L’économie du 21ème siècle passe par le numérique et la TNT, une aubaine pour l’Afrique qui a l’occasion de se faire entendre sur la scène internationale. Mais comme à chaque tournant stratégique, il faut faire attention de ne pas trop se pencher dans les virages… C’est du moins le message que souhaite adresser Etienne Fiatte, directeur général de la CFI aux acteurs de l’audiovisuel africain.
Les nouvelles technologies offrent de véritables opportunités comme la propagation d’une culture panafricaine ou encore une meilleure diffusion de l’information, cependant la transition technologique doit avoir lieu avec la vigilance des autorités pour que les objectifs de l’UIT ne précipitent pas l’offre télévisuelle africaine vers les abysses du low-cost…

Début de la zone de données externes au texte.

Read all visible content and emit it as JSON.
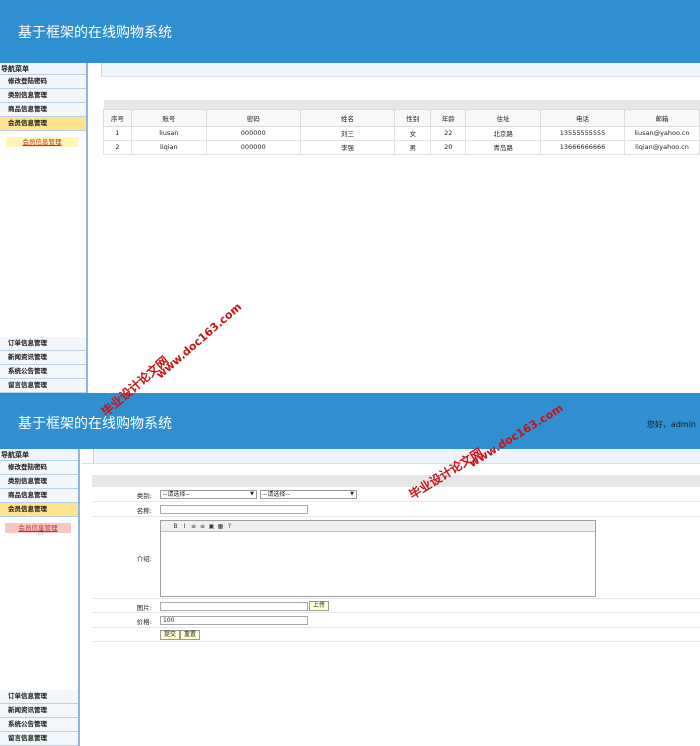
{
  "app": {
    "title": "基于框架的在线购物系统"
  },
  "greeting": "您好，admin",
  "nav": {
    "header": "导航菜单",
    "top_items": [
      "修改登陆密码",
      "类别信息管理",
      "商品信息管理",
      "会员信息管理"
    ],
    "active_item": "会员信息管理",
    "sub_item": "会员信息管理",
    "bottom_items": [
      "订单信息管理",
      "新闻资讯管理",
      "系统公告管理",
      "留言信息管理"
    ]
  },
  "member_table": {
    "columns": [
      "序号",
      "账号",
      "密码",
      "姓名",
      "性别",
      "年龄",
      "住址",
      "电话",
      "邮箱"
    ],
    "rows": [
      [
        "1",
        "liusan",
        "000000",
        "刘三",
        "女",
        "22",
        "北京路",
        "13555555555",
        "liusan@yahoo.cn"
      ],
      [
        "2",
        "liqian",
        "000000",
        "李强",
        "男",
        "20",
        "青岛路",
        "13666666666",
        "liqian@yahoo.cn"
      ]
    ]
  },
  "product_form": {
    "category_label": "类别:",
    "category_select_1": "--请选择--",
    "category_select_2": "--请选择--",
    "name_label": "名称:",
    "intro_label": "介绍:",
    "editor_tools": [
      "B",
      "I",
      "≡",
      "≡",
      "▣",
      "▦",
      "?"
    ],
    "image_label": "图片:",
    "upload_button": "上传",
    "price_label": "价格:",
    "price_value": "100",
    "submit_button": "提交",
    "reset_button": "重置"
  },
  "watermark": {
    "site_1": "www.doc163.com",
    "brand_1": "毕业设计论文网",
    "site_2": "www.doc163.com",
    "brand_2": "毕业设计论文网"
  },
  "colors": {
    "header": "#2f8fd0",
    "active_nav": "#ffe38f",
    "watermark": "#cc1111"
  }
}
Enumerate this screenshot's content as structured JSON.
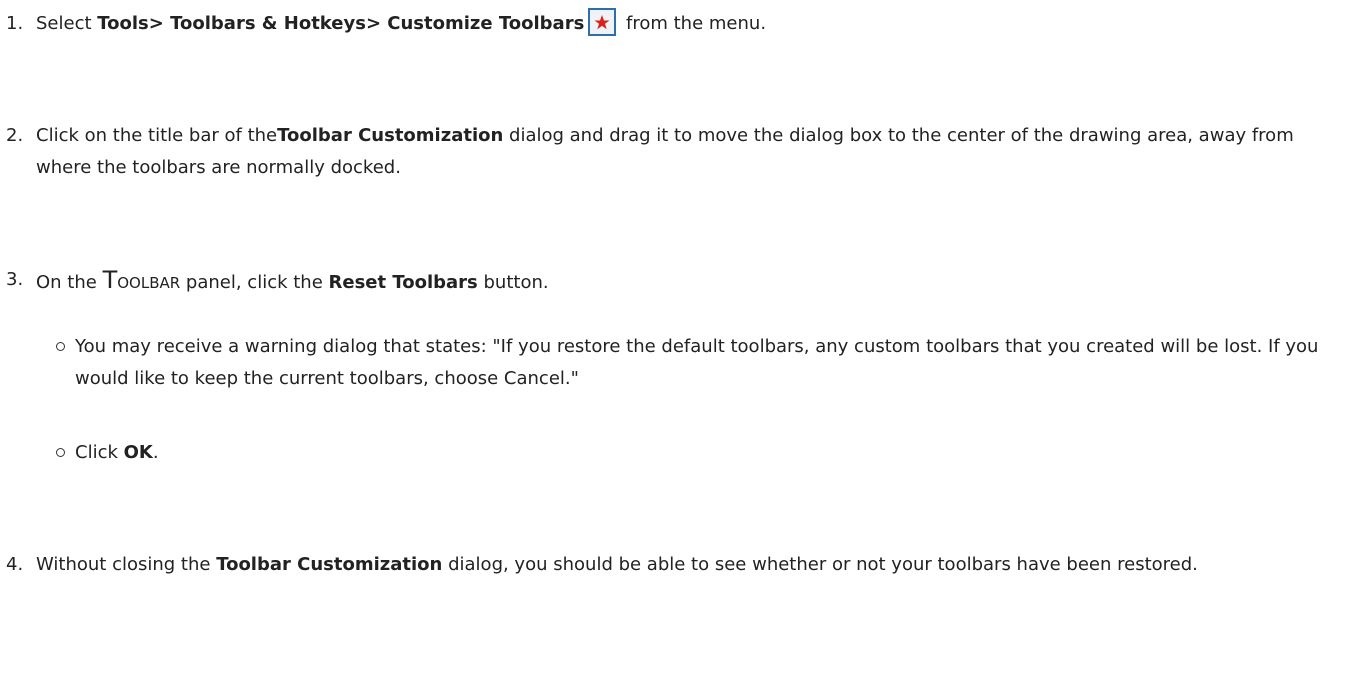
{
  "steps": [
    {
      "number": "1.",
      "text_a": "Select ",
      "bold_a": "Tools> Toolbars & Hotkeys> Customize Toolbars",
      "icon": "customize-toolbars-star-icon",
      "text_b": " from the menu."
    },
    {
      "number": "2.",
      "text_a": "Click on the title bar of the",
      "bold_a": "Toolbar Customization",
      "text_b": " dialog and drag it to move the dialog box to the center of the drawing area, away from where the toolbars are normally docked."
    },
    {
      "number": "3.",
      "text_a": "On the ",
      "caps_big": "T",
      "caps_small": "OOLBAR",
      "text_b": " panel, click the ",
      "bold_a": "Reset Toolbars",
      "text_c": " button."
    },
    {
      "number": "4.",
      "text_a": "Without closing the ",
      "bold_a": "Toolbar Customization",
      "text_b": " dialog, you should be able to see whether or not your toolbars have been restored."
    }
  ],
  "bullets": [
    {
      "text": "You may receive a warning dialog that states: \"If you restore the default toolbars, any custom toolbars that you created will be lost. If you would like to keep the current toolbars, choose Cancel.\""
    },
    {
      "text_a": "Click ",
      "bold_a": "OK",
      "text_b": "."
    }
  ],
  "colors": {
    "text": "#222222",
    "icon_border": "#2f6fa8",
    "icon_bg": "#eef3f8",
    "icon_star": "#d8231c"
  }
}
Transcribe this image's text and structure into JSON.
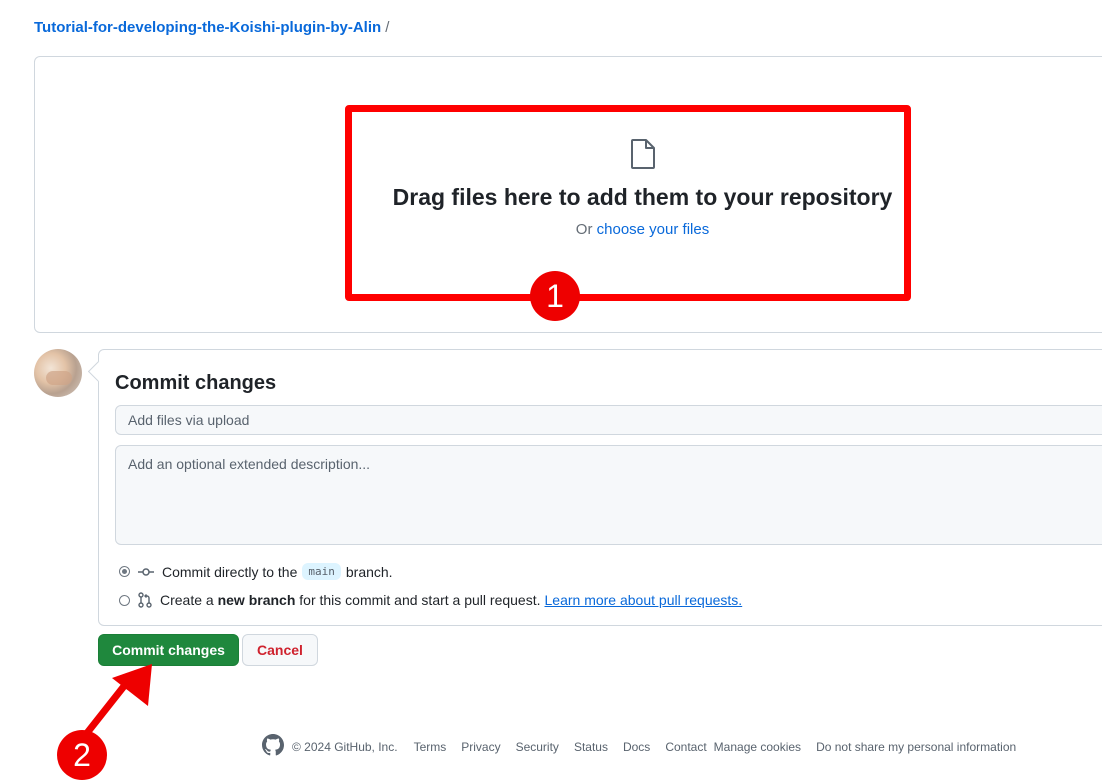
{
  "breadcrumb": {
    "repo": "Tutorial-for-developing-the-Koishi-plugin-by-Alin",
    "separator": "/"
  },
  "dropzone": {
    "title": "Drag files here to add them to your repository",
    "prefix": "Or",
    "link": "choose your files"
  },
  "commit": {
    "title": "Commit changes",
    "message_placeholder": "Add files via upload",
    "description_placeholder": "Add an optional extended description...",
    "option_direct": {
      "before": "Commit directly to the",
      "branch": "main",
      "after": "branch."
    },
    "option_new": {
      "before": "Create a",
      "bold": "new branch",
      "after": "for this commit and start a pull request.",
      "link": "Learn more about pull requests."
    },
    "selected_option": "direct"
  },
  "buttons": {
    "commit": "Commit changes",
    "cancel": "Cancel"
  },
  "footer": {
    "copyright": "© 2024 GitHub, Inc.",
    "links": [
      "Terms",
      "Privacy",
      "Security",
      "Status",
      "Docs",
      "Contact",
      "Manage cookies",
      "Do not share my personal information"
    ]
  },
  "annotations": {
    "step1": "1",
    "step2": "2",
    "color": "#ff0000"
  },
  "icons": {
    "file": "file-icon",
    "commit": "git-commit-icon",
    "pull_request": "git-pull-request-icon",
    "github": "github-mark-icon"
  }
}
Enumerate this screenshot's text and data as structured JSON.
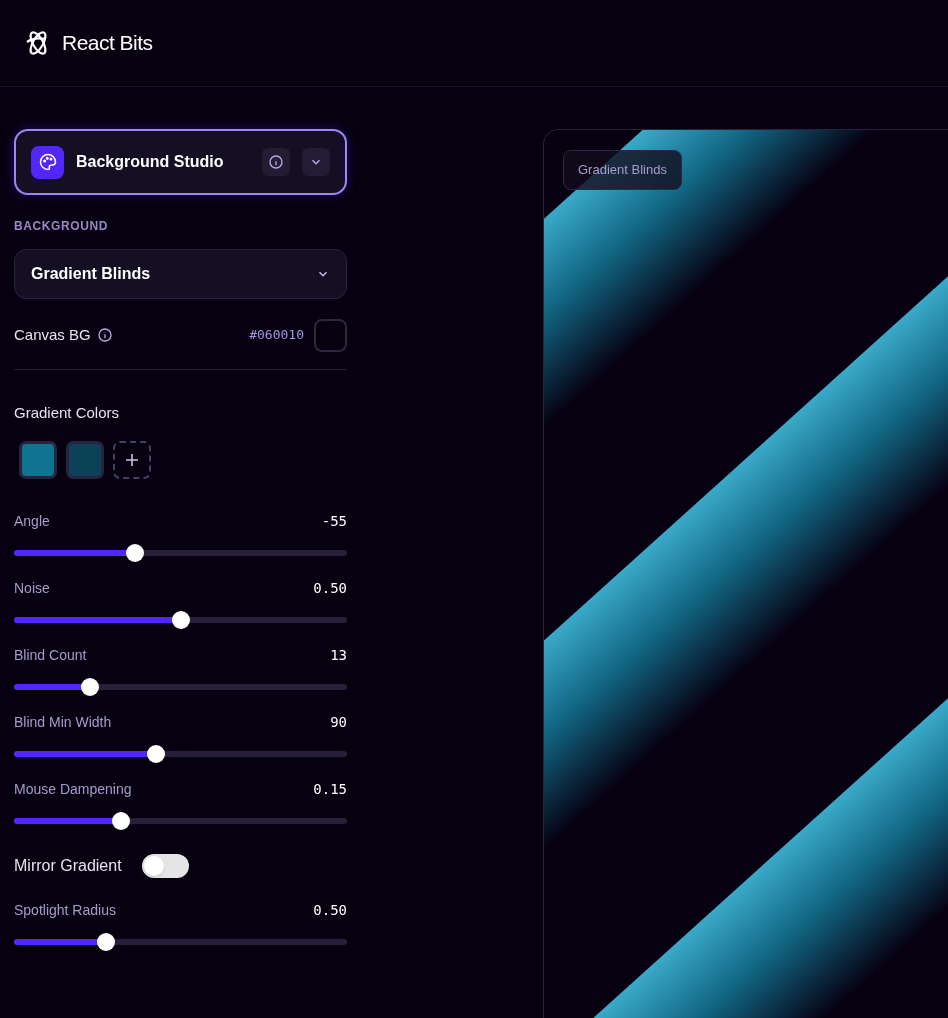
{
  "brand": {
    "name": "React Bits"
  },
  "studio": {
    "title": "Background Studio"
  },
  "section_label": "BACKGROUND",
  "background_select": {
    "value": "Gradient Blinds"
  },
  "canvas_bg": {
    "label": "Canvas BG",
    "value": "#060010",
    "color": "#060010"
  },
  "gradient_colors": {
    "label": "Gradient Colors",
    "swatches": [
      {
        "color": "#0e7490"
      },
      {
        "color": "#0b4257"
      }
    ]
  },
  "controls": [
    {
      "kind": "slider",
      "label": "Angle",
      "reading": "-55",
      "level": 0.354
    },
    {
      "kind": "slider",
      "label": "Noise",
      "reading": "0.50",
      "level": 0.5
    },
    {
      "kind": "slider",
      "label": "Blind Count",
      "reading": "13",
      "level": 0.213
    },
    {
      "kind": "slider",
      "label": "Blind Min Width",
      "reading": "90",
      "level": 0.423
    },
    {
      "kind": "slider",
      "label": "Mouse Dampening",
      "reading": "0.15",
      "level": 0.31
    },
    {
      "kind": "toggle",
      "label": "Mirror Gradient",
      "on": false
    },
    {
      "kind": "slider",
      "label": "Spotlight Radius",
      "reading": "0.50",
      "level": 0.264
    }
  ],
  "preview": {
    "badge": "Gradient Blinds",
    "kind": "picture"
  }
}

L’an dernier, 47 pays d’Afrique subsaharienne se sont entendus pour basculer vers la télévision numérique terrestre (TNT) à l’horizon 2015. François Rancy, le directeur du Bureau des radiocommunications de l’Union internationale des télécommunications (UIT) souligne d’ailleurs qu’à cette occasion « l’Afrique est sur le point de devenir la première région à être en mesure d’attribuer les fréquences libérées par le passage à la télévision numérique au service mobile dans les bandes des 700 MHz et des 800 MHz ».
Le PDG du groupe média français Trace TV considère d’ailleurs le marché africain « difficile mais prometteur ». De son côté, le président de l’Union africaine de radiodiffusion (UAR), Tewfik Khelladi, a précisé que «l’extinction du processus des signaux analogiques va commencer en 2015 et que tous les pays devront être théoriquement prêts à diffuser en numérique en 2020».
Au cours de la reconfiguration du panorama de l’audiovisuel africain, un nouvel acteur a particulièrement brouillé les pistes ces dernières années. Le nouveau groupe média chinois Startimes veut rapidement se faire un nom sur le cinquième continent sans tenir compte des efforts à mener dans la course à l’innovation que se livrent déjà les puissances fortement industrialisées. Le directeur général du groupe justifiait ainsi d’utiliser des technologies différentes en fonction de l’emplacement géographique, pour les petites villes la technologie DTH en bande KV et pour le reste du territoire, la technologie DTT+DTH.
De fait, les téléspectateurs restent les principaux promoteurs de l’audiovisuel africain, or ces derniers se détournent de plus en plus des programmations locales. Selon l’Institut National d’Audiovisuel (INA), « après avoir ratissé large, un peu comme s’ils sondaient une audience mal connue, les producteurs et diffuseurs doivent aujourd’hui élaborer une offre adaptée ». Cette problématique, Étienne Fiatte, directeur général de l’Agence française de coopération médias (CFI) l’a synthétisée sous le titre de « l’enjeu des contenus ».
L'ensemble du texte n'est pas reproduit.